Томин запивает таблетки из графина.
– Кто это тебя допек?
– Один А. П., чтоб его! Чую, надо ухватить, а ухва­тить не за что. – Набирает внутренний телефон, слышат­ся длинные гудки. – Куда-то Паша исчез.
– По-моему, у Скопина.
– Уже на ковер? Эх, работа-работенка!.. А я, между прочим, собираюсь к одной даме легкомысленного пове­дения.
– Пожелать успеха?
– Служебного, Зинаида, служебного! Если старичок не надул, привезу вам пассию Артамонова! Скажи Паше, чтоб дождался, ладно?

* * *
Скопин – генерал-майор, начальник Знаменского, – отнюдь не собирался распекать его.
– Вот такой был серьезный разговор, Пал Палыч, – резюмирует он. – И я рекомендовал вас. Пойдете в на­чальники?
– Очень ценю доверие, Вадим Александрович… – смущенно произносит Знаменский и умолкает.
– Ну-ну, без реверансов. Да? Нет?
– Честно говоря, не тянет… Привык сам вести след­ствие.

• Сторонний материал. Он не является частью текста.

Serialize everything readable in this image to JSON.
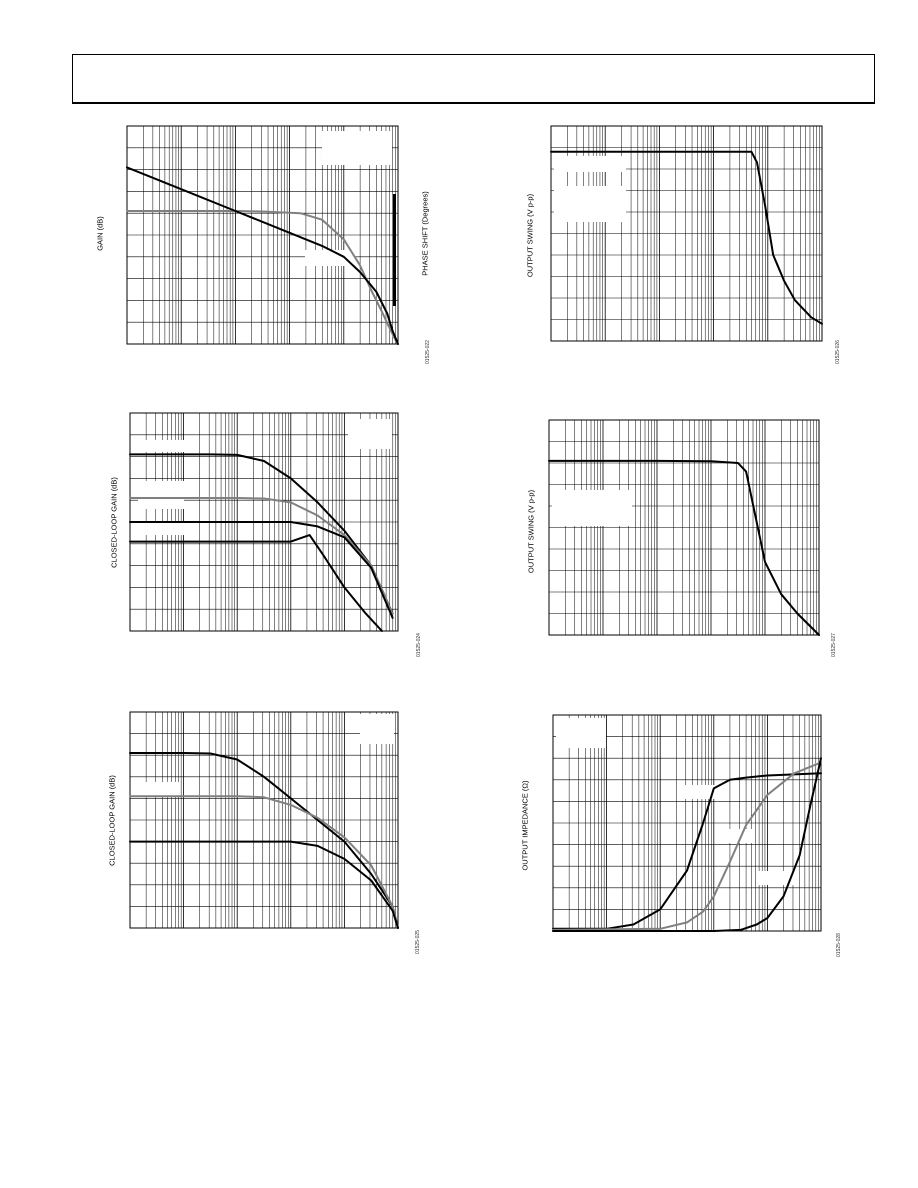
{
  "colors": {
    "ink": "#000000",
    "gray_trace": "#808080",
    "grid": "#000000",
    "blank": "#ffffff"
  },
  "charts": [
    {
      "id": "fig22",
      "ylabel": "GAIN (dB)",
      "y2label": "PHASE SHIFT (Degrees)",
      "figure_no": "01525-022"
    },
    {
      "id": "fig23",
      "ylabel": "CLOSED-LOOP GAIN (dB)",
      "figure_no": "01525-024"
    },
    {
      "id": "fig24",
      "ylabel": "CLOSED-LOOP GAIN (dB)",
      "figure_no": "01525-025"
    },
    {
      "id": "fig26",
      "ylabel": "OUTPUT SWING (V p-p)",
      "figure_no": "01525-026"
    },
    {
      "id": "fig27",
      "ylabel": "OUTPUT SWING (V p-p)",
      "figure_no": "01525-027"
    },
    {
      "id": "fig28",
      "ylabel": "OUTPUT IMPEDANCE (Ω)",
      "figure_no": "01525-028"
    }
  ],
  "chart_data": [
    {
      "type": "line",
      "chart": "fig22",
      "x_scale": "log",
      "xlim": [
        0,
        5
      ],
      "ylim": [
        0,
        10
      ],
      "grid": true,
      "series": [
        {
          "color": "gray",
          "x": [
            0,
            1,
            2,
            2.5,
            3.2,
            3.6,
            4,
            4.3,
            4.5,
            4.7,
            4.85,
            4.95,
            5
          ],
          "y": [
            6.1,
            6.1,
            6.1,
            6.08,
            6.0,
            5.7,
            4.8,
            3.6,
            2.5,
            1.5,
            0.7,
            0.2,
            0
          ]
        },
        {
          "color": "black",
          "x": [
            0,
            1,
            2,
            3,
            3.6,
            4,
            4.3,
            4.6,
            4.8,
            4.9,
            5
          ],
          "y": [
            8.1,
            7.1,
            6.1,
            5.1,
            4.5,
            4.0,
            3.3,
            2.4,
            1.4,
            0.6,
            0
          ]
        }
      ]
    },
    {
      "type": "line",
      "chart": "fig23",
      "x_scale": "log",
      "xlim": [
        0,
        5
      ],
      "ylim": [
        0,
        10
      ],
      "grid": true,
      "series": [
        {
          "color": "black",
          "x": [
            0,
            1,
            1.5,
            2,
            2.5,
            3,
            3.5,
            4,
            4.5,
            4.9
          ],
          "y": [
            8.1,
            8.1,
            8.1,
            8.08,
            7.8,
            7.0,
            5.9,
            4.6,
            3.0,
            0.8
          ]
        },
        {
          "color": "gray",
          "x": [
            0,
            2,
            2.5,
            3,
            3.5,
            4,
            4.5,
            4.9
          ],
          "y": [
            6.1,
            6.1,
            6.08,
            5.9,
            5.3,
            4.4,
            3.0,
            0.8
          ]
        },
        {
          "color": "black",
          "x": [
            0,
            2,
            2.5,
            3,
            3.5,
            4,
            4.5,
            4.9
          ],
          "y": [
            5.0,
            5.0,
            5.0,
            5.0,
            4.8,
            4.3,
            2.9,
            0.6
          ]
        },
        {
          "color": "black",
          "x": [
            0,
            2,
            2.5,
            3,
            3.35,
            3.6,
            4,
            4.4,
            4.7
          ],
          "y": [
            4.1,
            4.1,
            4.1,
            4.1,
            4.4,
            3.5,
            2.0,
            0.8,
            0
          ]
        }
      ]
    },
    {
      "type": "line",
      "chart": "fig24",
      "x_scale": "log",
      "xlim": [
        0,
        5
      ],
      "ylim": [
        0,
        10
      ],
      "grid": true,
      "series": [
        {
          "color": "black",
          "x": [
            0,
            1,
            1.5,
            2,
            2.5,
            3,
            3.5,
            4,
            4.5,
            4.9,
            5
          ],
          "y": [
            8.1,
            8.1,
            8.08,
            7.8,
            7.0,
            6.0,
            5.0,
            4.0,
            2.5,
            1.0,
            0
          ]
        },
        {
          "color": "gray",
          "x": [
            0,
            2,
            2.5,
            3,
            3.5,
            4,
            4.5,
            4.9,
            5
          ],
          "y": [
            6.1,
            6.1,
            6.05,
            5.7,
            5.1,
            4.2,
            2.9,
            1.0,
            0
          ]
        },
        {
          "color": "black",
          "x": [
            0,
            2,
            2.5,
            3,
            3.5,
            4,
            4.5,
            4.9,
            5
          ],
          "y": [
            4.0,
            4.0,
            4.0,
            4.0,
            3.8,
            3.2,
            2.2,
            0.8,
            0
          ]
        }
      ]
    },
    {
      "type": "line",
      "chart": "fig26",
      "x_scale": "log",
      "xlim": [
        0,
        5
      ],
      "ylim": [
        0,
        10
      ],
      "grid": true,
      "series": [
        {
          "color": "black",
          "x": [
            0,
            1,
            2,
            3,
            3.7,
            3.8,
            3.95,
            4.1,
            4.3,
            4.5,
            4.8,
            5
          ],
          "y": [
            8.8,
            8.8,
            8.8,
            8.8,
            8.8,
            8.3,
            6.3,
            4.0,
            2.8,
            1.9,
            1.1,
            0.8
          ]
        }
      ]
    },
    {
      "type": "line",
      "chart": "fig27",
      "x_scale": "log",
      "xlim": [
        0,
        5
      ],
      "ylim": [
        0,
        10
      ],
      "grid": true,
      "series": [
        {
          "color": "black",
          "x": [
            0,
            1,
            2,
            3,
            3.5,
            3.65,
            3.8,
            4.0,
            4.3,
            4.6,
            5
          ],
          "y": [
            8.1,
            8.1,
            8.1,
            8.08,
            8.0,
            7.6,
            5.8,
            3.4,
            1.9,
            1.0,
            0
          ]
        }
      ]
    },
    {
      "type": "line",
      "chart": "fig28",
      "x_scale": "log",
      "xlim": [
        0,
        5
      ],
      "ylim": [
        0,
        10
      ],
      "grid": true,
      "series": [
        {
          "color": "black",
          "x": [
            0,
            1,
            1.5,
            2,
            2.5,
            2.8,
            3.0,
            3.3,
            3.6,
            4,
            5
          ],
          "y": [
            0.1,
            0.1,
            0.3,
            1.0,
            2.8,
            5.0,
            6.6,
            7.0,
            7.1,
            7.2,
            7.3
          ]
        },
        {
          "color": "gray",
          "x": [
            0,
            2,
            2.5,
            2.8,
            3.0,
            3.3,
            3.6,
            4.0,
            4.5,
            5
          ],
          "y": [
            0.05,
            0.1,
            0.4,
            0.9,
            1.6,
            3.2,
            4.9,
            6.3,
            7.3,
            7.8
          ]
        },
        {
          "color": "black",
          "x": [
            0,
            2,
            3,
            3.5,
            3.8,
            4.0,
            4.3,
            4.6,
            4.8,
            5
          ],
          "y": [
            0,
            0,
            0,
            0.05,
            0.3,
            0.6,
            1.6,
            3.5,
            5.8,
            8.0
          ]
        }
      ]
    }
  ]
}
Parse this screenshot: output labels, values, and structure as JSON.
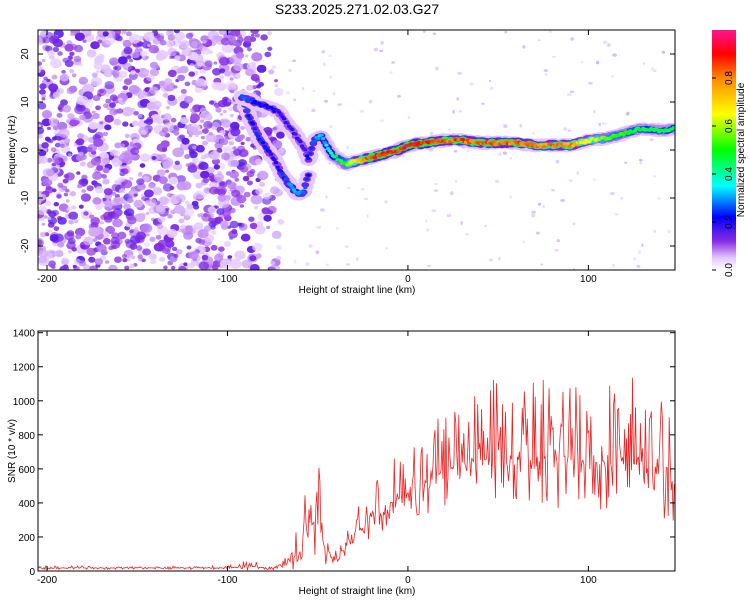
{
  "title": "S233.2025.271.02.03.G27",
  "chart_data": [
    {
      "type": "heatmap",
      "title": "S233.2025.271.02.03.G27",
      "xlabel": "Height of straight line (km)",
      "ylabel": "Frequency (Hz)",
      "xlim": [
        -205,
        148
      ],
      "ylim": [
        -25,
        25
      ],
      "xticks": [
        -200,
        -100,
        0,
        100
      ],
      "yticks": [
        -20,
        -10,
        0,
        10,
        20
      ],
      "colorbar": {
        "label": "Normalized spectral amplitude",
        "range": [
          0,
          1
        ],
        "ticks": [
          0.0,
          0.2,
          0.4,
          0.6,
          0.8
        ],
        "tick_labels": [
          "0.0",
          "0.2",
          "0.4",
          "0.6",
          "0.8"
        ]
      },
      "noise_region_x": [
        -205,
        -70
      ],
      "ridge": {
        "x": [
          -92,
          -85,
          -78,
          -72,
          -66,
          -60,
          -57,
          -55,
          -52,
          -48,
          -45,
          -42,
          -38,
          -34,
          -30,
          -25,
          -20,
          -15,
          -10,
          -5,
          0,
          10,
          20,
          30,
          40,
          50,
          60,
          70,
          80,
          90,
          100,
          110,
          120,
          130,
          140,
          148
        ],
        "y": [
          11,
          10,
          9,
          8,
          5,
          2,
          0,
          -2,
          2,
          3,
          1,
          -1,
          -2,
          -3,
          -2.5,
          -2,
          -1.5,
          -1,
          -0.5,
          0,
          1,
          1.5,
          2,
          2,
          1.5,
          1.5,
          1.5,
          1,
          1,
          1,
          2,
          2.5,
          3.5,
          4.5,
          4,
          4.5
        ],
        "amplitude": [
          0.3,
          0.25,
          0.25,
          0.2,
          0.2,
          0.2,
          0.2,
          0.25,
          0.3,
          0.35,
          0.35,
          0.45,
          0.5,
          0.6,
          0.75,
          0.85,
          0.95,
          0.95,
          0.95,
          0.95,
          1.0,
          0.95,
          0.9,
          0.9,
          0.9,
          0.9,
          0.9,
          0.85,
          0.85,
          0.85,
          0.7,
          0.6,
          0.55,
          0.5,
          0.5,
          0.5
        ]
      },
      "branch": {
        "x": [
          -92,
          -88,
          -83,
          -78,
          -74,
          -70,
          -66,
          -62,
          -58,
          -55
        ],
        "y": [
          11,
          7,
          3,
          0,
          -2,
          -5,
          -7,
          -9,
          -9,
          -5
        ],
        "amplitude": [
          0.3,
          0.25,
          0.25,
          0.25,
          0.2,
          0.25,
          0.3,
          0.35,
          0.3,
          0.25
        ]
      }
    },
    {
      "type": "line",
      "xlabel": "Height of straight line (km)",
      "ylabel": "SNR (10 * v/v)",
      "xlim": [
        -205,
        148
      ],
      "ylim": [
        0,
        1410
      ],
      "xticks": [
        -200,
        -100,
        0,
        100
      ],
      "yticks": [
        0,
        200,
        400,
        600,
        800,
        1000,
        1200,
        1400
      ],
      "color": "#ee2222",
      "envelope": {
        "x": [
          -205,
          -100,
          -90,
          -80,
          -70,
          -65,
          -60,
          -55,
          -50,
          -45,
          -42,
          -38,
          -35,
          -30,
          -20,
          -10,
          0,
          10,
          20,
          30,
          40,
          50,
          60,
          70,
          80,
          90,
          100,
          110,
          120,
          130,
          140,
          148
        ],
        "mean": [
          18,
          18,
          28,
          25,
          20,
          60,
          120,
          250,
          320,
          90,
          60,
          70,
          130,
          220,
          330,
          400,
          470,
          520,
          580,
          630,
          650,
          670,
          650,
          660,
          680,
          670,
          650,
          620,
          640,
          620,
          560,
          520
        ],
        "amp": [
          8,
          8,
          25,
          15,
          15,
          60,
          120,
          200,
          220,
          60,
          30,
          40,
          60,
          100,
          130,
          150,
          170,
          190,
          230,
          260,
          290,
          330,
          300,
          300,
          320,
          330,
          320,
          300,
          320,
          320,
          280,
          260
        ]
      }
    }
  ]
}
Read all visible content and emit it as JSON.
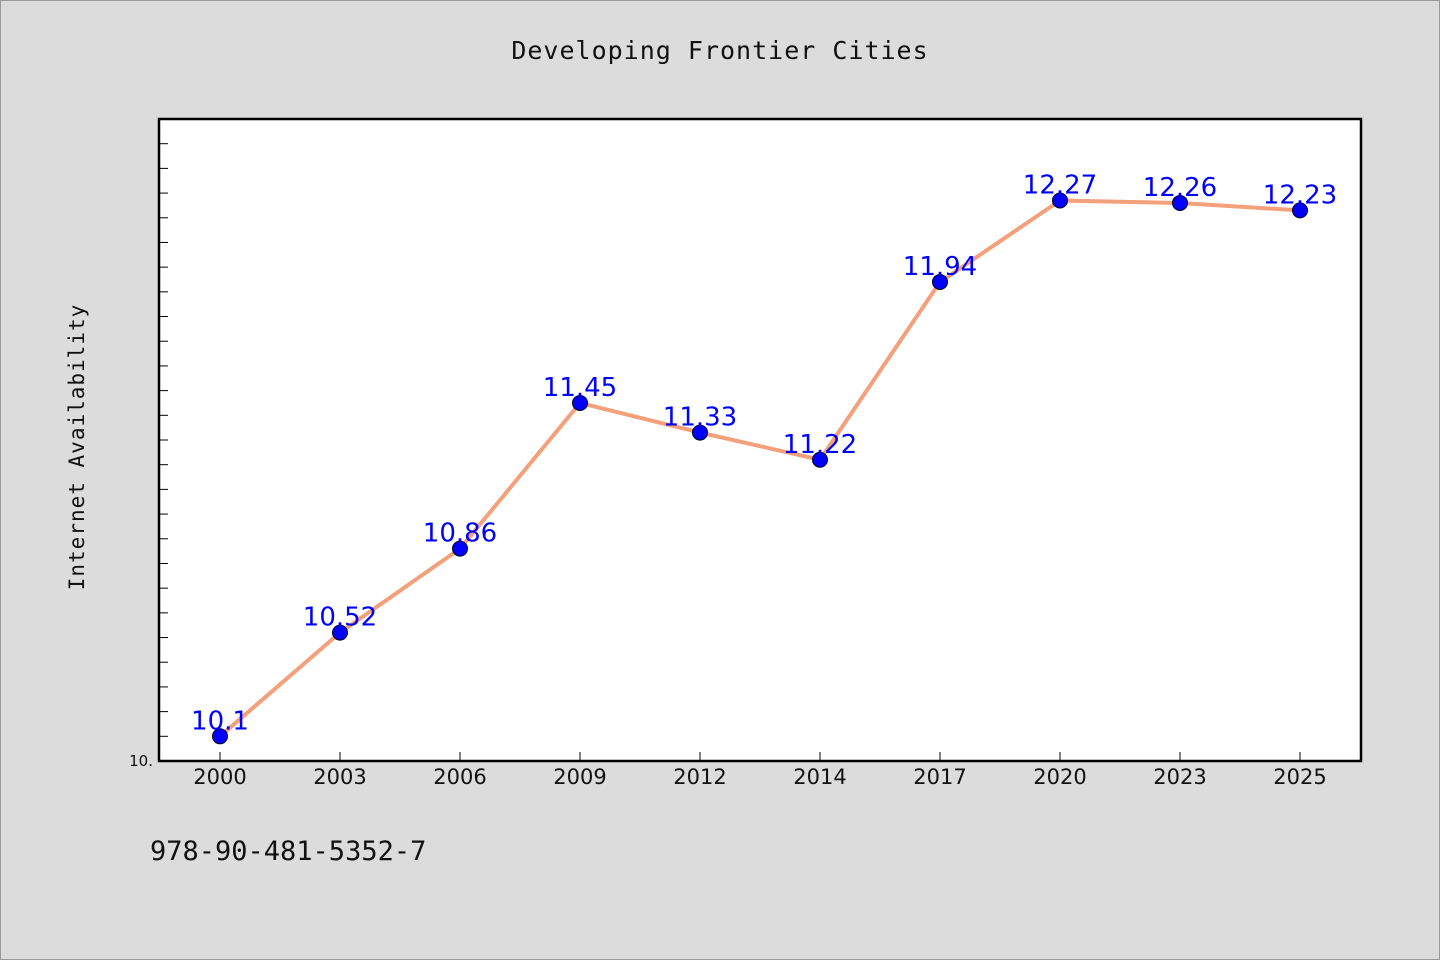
{
  "chart_data": {
    "type": "line",
    "title": "Developing Frontier Cities",
    "xlabel": "",
    "ylabel": "Internet Availability",
    "categories": [
      "2000",
      "2003",
      "2006",
      "2009",
      "2012",
      "2014",
      "2017",
      "2020",
      "2023",
      "2025"
    ],
    "series": [
      {
        "values": [
          10.1,
          10.52,
          10.86,
          11.45,
          11.33,
          11.22,
          11.94,
          12.27,
          12.26,
          12.23
        ],
        "labels": [
          "10.1",
          "10.52",
          "10.86",
          "11.45",
          "11.33",
          "11.22",
          "11.94",
          "12.27",
          "12.26",
          "12.23"
        ],
        "line_color": "#f4a07a",
        "marker_color": "#0000ff",
        "label_color": "#0000ff"
      }
    ],
    "ylim": [
      10.0,
      12.6
    ],
    "y_tick_labels": [
      "10."
    ],
    "grid": false,
    "legend": "none"
  },
  "footer": {
    "isbn": "978-90-481-5352-7"
  },
  "colors": {
    "background": "#dcdcdc",
    "plot_background": "#ffffff"
  }
}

Люблю докапываться до причин, искать ходы… словом, люблю свою работу, Вадим Александрович. Дру­гой просто не мыслю.
– Кого же предложите вы?
– Да хоть Зыкова!
– Надо понимать, что Зыков работы не любит? По­этому пусть командует? – Скопин усмехается, подловив Пал Палыча. – Предвидел, что будете отпихиваться. Сам когда-то отпихивался… Ладно, к этому вопросу мы еще вернемся. Теперь что касается истории Артамонова…
– Да?
Скопин достает папку из сейфа.
– Я прочел все, что вы сделали. Версий много, но не видно главной фигуры. Артамонов не тянет на самостоя­тельного дельца, согласны?